NABU Karben besucht die Grube Messel

Am 24. Juni 2016 hatte der NABU Karben zu einer Fahrt ins Weltkulturerbe Messel eingeladen. 18  interessierte Teilnehmer machten sich auf den Weg und fanden sich dort pünktlich zur Führung ein. Vorher wurde auf die Zugangsvoraussetzungen hingewiesen:
Wettergemäße Kleidung (Hitze wie Regen) und festes, flaches Schuhwerk mit Profilsohle sind unbedingt erforderlich. Es regnete an dem Morgen gerade mal nicht und die Hitze in der Grube war erträglich.

Foto König-Amann: In der Grube Messel brodelte einst ein Vulkan
Die Grube Messel ist vulkanischen Ursprungs (Foto: König-Amann)

Trotz guter Kenntnisse über die Ölschiefer- und Fossil-Lagerstätte Grube Messel war die Entstehungsgeschichte bis 2001 weitgehend unbekannt.
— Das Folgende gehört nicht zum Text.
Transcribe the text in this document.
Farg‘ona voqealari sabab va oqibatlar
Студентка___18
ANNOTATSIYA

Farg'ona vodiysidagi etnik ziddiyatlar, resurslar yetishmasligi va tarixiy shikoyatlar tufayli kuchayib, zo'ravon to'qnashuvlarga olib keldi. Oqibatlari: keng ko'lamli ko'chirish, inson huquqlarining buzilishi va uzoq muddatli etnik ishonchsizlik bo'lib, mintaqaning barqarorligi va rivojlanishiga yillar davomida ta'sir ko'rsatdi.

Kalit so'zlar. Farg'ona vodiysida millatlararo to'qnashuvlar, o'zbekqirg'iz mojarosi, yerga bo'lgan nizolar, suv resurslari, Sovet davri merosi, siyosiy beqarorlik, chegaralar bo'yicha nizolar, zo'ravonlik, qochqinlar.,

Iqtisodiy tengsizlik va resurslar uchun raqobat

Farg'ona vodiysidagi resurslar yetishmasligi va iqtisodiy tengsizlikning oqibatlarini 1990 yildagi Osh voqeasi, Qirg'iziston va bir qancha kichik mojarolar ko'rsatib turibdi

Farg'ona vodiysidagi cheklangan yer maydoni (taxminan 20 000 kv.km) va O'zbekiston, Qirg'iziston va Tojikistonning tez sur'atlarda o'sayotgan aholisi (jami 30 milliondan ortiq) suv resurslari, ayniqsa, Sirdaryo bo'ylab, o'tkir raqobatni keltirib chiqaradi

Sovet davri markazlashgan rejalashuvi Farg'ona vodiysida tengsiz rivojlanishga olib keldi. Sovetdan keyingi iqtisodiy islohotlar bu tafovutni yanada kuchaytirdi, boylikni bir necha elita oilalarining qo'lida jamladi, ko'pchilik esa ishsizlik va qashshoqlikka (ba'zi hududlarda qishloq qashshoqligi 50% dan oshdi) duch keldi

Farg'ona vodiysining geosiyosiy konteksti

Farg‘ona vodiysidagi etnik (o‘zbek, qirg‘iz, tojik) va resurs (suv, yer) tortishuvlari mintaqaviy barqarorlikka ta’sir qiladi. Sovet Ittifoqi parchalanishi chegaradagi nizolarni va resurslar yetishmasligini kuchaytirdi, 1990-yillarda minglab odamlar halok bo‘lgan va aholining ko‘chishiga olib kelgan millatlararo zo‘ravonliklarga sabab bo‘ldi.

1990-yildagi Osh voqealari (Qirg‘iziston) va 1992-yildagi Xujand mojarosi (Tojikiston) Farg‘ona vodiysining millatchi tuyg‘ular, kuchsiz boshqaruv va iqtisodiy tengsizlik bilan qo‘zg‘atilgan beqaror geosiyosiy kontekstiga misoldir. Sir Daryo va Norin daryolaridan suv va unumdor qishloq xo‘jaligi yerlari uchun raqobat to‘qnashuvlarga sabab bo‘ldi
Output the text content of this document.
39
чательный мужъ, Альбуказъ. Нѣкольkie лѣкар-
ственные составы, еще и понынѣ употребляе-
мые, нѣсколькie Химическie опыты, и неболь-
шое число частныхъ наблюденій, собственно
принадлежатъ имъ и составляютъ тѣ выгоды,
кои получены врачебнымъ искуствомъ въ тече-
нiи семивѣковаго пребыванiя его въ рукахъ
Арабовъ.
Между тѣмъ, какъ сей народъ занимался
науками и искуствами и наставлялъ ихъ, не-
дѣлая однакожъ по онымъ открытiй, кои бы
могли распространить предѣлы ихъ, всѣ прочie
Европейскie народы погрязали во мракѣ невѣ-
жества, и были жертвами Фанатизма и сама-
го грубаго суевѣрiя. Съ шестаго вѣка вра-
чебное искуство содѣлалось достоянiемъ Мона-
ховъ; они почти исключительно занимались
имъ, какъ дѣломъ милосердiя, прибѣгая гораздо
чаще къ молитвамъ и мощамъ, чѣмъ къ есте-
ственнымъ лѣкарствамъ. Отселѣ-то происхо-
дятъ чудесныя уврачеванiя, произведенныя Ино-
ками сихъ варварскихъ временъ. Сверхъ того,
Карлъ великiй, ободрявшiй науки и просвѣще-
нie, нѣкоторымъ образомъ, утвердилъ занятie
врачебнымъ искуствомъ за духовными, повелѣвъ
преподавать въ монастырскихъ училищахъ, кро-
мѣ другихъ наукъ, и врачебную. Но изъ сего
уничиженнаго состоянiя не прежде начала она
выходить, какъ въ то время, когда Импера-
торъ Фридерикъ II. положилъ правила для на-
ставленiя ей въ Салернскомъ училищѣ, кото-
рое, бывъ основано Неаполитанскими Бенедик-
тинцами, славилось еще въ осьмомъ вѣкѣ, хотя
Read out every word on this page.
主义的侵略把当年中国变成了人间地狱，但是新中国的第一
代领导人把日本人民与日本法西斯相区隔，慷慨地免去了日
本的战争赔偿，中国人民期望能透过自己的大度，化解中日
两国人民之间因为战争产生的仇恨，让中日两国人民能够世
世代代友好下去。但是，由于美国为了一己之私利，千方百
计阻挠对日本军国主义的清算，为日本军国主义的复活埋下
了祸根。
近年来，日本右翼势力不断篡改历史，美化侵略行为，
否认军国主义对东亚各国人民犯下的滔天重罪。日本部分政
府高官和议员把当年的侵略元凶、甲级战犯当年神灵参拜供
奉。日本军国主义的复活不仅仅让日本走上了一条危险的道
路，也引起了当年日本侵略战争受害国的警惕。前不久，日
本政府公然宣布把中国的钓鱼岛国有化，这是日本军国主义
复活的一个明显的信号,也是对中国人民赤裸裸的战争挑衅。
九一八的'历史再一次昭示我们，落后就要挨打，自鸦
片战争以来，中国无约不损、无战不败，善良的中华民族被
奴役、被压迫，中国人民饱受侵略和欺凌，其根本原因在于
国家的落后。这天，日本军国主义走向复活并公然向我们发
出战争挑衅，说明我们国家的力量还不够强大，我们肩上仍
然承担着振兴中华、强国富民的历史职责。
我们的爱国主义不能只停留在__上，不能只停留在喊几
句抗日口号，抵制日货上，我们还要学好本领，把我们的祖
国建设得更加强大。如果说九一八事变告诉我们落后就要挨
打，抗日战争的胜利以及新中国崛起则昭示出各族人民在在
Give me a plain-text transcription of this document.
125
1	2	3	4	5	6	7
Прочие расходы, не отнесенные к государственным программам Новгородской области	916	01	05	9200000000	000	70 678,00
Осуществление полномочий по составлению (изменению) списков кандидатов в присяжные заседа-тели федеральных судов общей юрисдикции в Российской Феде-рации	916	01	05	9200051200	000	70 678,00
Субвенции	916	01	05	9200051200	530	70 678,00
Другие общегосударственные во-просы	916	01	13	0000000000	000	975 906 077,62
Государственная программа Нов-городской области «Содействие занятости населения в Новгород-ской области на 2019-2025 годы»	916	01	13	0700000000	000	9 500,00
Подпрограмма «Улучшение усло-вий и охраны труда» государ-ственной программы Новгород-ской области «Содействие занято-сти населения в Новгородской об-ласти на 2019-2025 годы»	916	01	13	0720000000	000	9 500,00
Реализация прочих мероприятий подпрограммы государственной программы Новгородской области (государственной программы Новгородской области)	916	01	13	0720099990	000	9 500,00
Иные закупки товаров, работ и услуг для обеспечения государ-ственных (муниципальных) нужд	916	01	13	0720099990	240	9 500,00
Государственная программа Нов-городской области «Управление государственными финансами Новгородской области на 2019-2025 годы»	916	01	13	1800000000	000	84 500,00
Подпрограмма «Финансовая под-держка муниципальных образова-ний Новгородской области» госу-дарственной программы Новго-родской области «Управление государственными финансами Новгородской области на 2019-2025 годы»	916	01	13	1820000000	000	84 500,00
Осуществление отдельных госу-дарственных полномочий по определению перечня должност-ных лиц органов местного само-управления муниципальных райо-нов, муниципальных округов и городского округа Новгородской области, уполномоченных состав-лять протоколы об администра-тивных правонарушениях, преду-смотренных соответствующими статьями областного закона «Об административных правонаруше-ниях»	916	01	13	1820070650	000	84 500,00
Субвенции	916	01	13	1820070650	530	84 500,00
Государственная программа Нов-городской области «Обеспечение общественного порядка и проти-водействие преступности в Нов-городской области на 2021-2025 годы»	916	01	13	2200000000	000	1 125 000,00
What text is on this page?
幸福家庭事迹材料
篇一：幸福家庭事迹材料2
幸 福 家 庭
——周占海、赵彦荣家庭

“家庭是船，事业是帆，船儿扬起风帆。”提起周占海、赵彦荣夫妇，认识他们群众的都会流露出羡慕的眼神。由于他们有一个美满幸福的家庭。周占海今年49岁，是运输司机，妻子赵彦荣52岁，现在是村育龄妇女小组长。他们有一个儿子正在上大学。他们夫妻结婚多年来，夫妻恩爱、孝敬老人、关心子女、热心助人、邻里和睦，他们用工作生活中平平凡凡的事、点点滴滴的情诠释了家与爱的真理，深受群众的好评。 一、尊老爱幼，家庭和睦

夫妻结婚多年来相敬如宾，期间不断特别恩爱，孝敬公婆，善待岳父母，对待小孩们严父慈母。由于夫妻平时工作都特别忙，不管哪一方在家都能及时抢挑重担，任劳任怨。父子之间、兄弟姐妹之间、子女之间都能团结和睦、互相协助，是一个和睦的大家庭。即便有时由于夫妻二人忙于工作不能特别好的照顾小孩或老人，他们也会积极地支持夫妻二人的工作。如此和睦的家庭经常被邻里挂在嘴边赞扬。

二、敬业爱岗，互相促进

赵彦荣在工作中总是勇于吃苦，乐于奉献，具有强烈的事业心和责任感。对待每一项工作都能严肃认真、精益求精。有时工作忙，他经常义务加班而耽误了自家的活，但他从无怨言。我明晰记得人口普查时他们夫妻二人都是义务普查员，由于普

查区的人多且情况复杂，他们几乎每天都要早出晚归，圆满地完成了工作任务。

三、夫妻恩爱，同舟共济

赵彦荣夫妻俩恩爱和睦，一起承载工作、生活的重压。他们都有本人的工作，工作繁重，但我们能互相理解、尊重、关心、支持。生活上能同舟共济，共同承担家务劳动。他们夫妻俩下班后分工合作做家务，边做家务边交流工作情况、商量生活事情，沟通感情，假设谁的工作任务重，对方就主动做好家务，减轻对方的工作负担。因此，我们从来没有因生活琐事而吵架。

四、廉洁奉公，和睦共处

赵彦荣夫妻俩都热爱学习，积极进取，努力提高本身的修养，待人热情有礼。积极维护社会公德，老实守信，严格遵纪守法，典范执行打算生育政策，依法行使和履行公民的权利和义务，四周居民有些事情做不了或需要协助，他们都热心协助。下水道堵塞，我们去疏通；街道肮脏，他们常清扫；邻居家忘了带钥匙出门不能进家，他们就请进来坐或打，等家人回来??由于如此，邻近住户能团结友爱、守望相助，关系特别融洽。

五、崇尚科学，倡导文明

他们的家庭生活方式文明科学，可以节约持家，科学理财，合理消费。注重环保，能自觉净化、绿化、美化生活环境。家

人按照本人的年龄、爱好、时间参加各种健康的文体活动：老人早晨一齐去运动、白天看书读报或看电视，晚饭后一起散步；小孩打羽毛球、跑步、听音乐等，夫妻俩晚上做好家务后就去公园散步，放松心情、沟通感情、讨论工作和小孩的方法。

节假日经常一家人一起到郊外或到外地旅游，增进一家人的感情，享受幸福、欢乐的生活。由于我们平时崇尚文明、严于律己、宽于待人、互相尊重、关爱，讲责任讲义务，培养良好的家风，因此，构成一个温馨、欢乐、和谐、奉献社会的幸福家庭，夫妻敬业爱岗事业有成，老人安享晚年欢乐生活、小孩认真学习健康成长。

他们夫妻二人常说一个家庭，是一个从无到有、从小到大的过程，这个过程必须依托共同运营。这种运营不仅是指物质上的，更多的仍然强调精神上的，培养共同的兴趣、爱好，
Erst die Geophysik und eine Forschungsbohrung im Herbst 2001 hat es offenbart: Das Seebecken vor etwa 47 Millionen Jahren war ein Maar-Kratersee. 47 Millionen Jahre in wenigen Sekunden.
Die heutige Grube Messel hat eine Ausdehnung von rund 800 m Durchmesser und einer Tiefe von etwa 65 m. Wer sie durchquert, wird sich fast nicht vorstellen können, dass die Auswirkungen der Maarexplosionen vor etwa 47 Millionen Jahren bis in eine Tiefe von fast 2000 m reichen.
Die Gruppe erlebte bei einer Führung, wie Geowissenschaftler die Vergangenheit lebendig lassen werden können. Sie erfuhren, wie die im Ölschiefer enthaltenen Fossilien entstanden sind und wie die Region um Messel vor 48 Millionen Jahren aussah.

Foto König-Amann: ein Höhepunkt der Führung - die Jedermann-Suche nach Fosslien
An diesem Haufen Ölschiefer dürfte jeder mal suchen (Foto: König-Amann)

Bei einigen Ölschiefer-Aufschüttungen konnte selbst versucht werden, aus dem Ölschiefer erkennbare Artefakte zu lösen. Es ist wie beim Lotto – man versucht es immer wieder und hofft, doch einmal etwas richtig Gutes zu finden. Ein Blatt wurde gefunden und eine Fischflosse gezeigt ….
Man schlüpft in die Rolle des Entdeckers  und möchte schon des 72. Urpferdchen finden. Aber wir hätten es doch nicht mitnehmen dürfen, denn die Grube Messel ist ein UNESCO Weltnaturerbe und steht daher unter besonderem Schutz. Ihre Fossilien sollen für die Nachwelt erhalten bleiben! „Das Graben nach Fossilien und die Mitnahme von Gesteinen (Ölschiefer und Fossilien), Tieren und Pflanzen aus der Grube Messel ist  für Privatpersonen nicht gestattet."

Foto König-Amann: das Urpferdchen versteinert und im Modell
Das Urpferdchen der Gruße Messel - das Fossil und das Modell (Foto: König-Amann)

Nach der der 2 stündigen Führung war noch die Besichtigung des sehr informativen Besucherzentrums im Programm. Bei dem Rundgang durch Räume, die verschiedenen Themen gewidmet sind, erfährt der Besucher Wissenswertes zum Beispiel zu den Themen Landschaft, Vulkanismus oder Dschungel.
Einer der Höhepunkte ist eine virtuelle „Fahrt in die Tiefe“. Die kaleidoskopische Zeitreise in die Welt der Gesteine bietet eine 360°-Projektion und simuliert eine Bohrung bis in eine Tiefe von 433 Meter.
Am Ende des Rundganges erwartet den Besucher eine Schatzkammer mit fossilen Funden der Grube Messel.
Nach dieser Tour durch die Erdgeschichte entspannte sich die Gruppe in einer nahegelegenen Gaststätte bei gutem Essen, bevor es vor dem Gewitter wieder heimwärts nach Karben ging.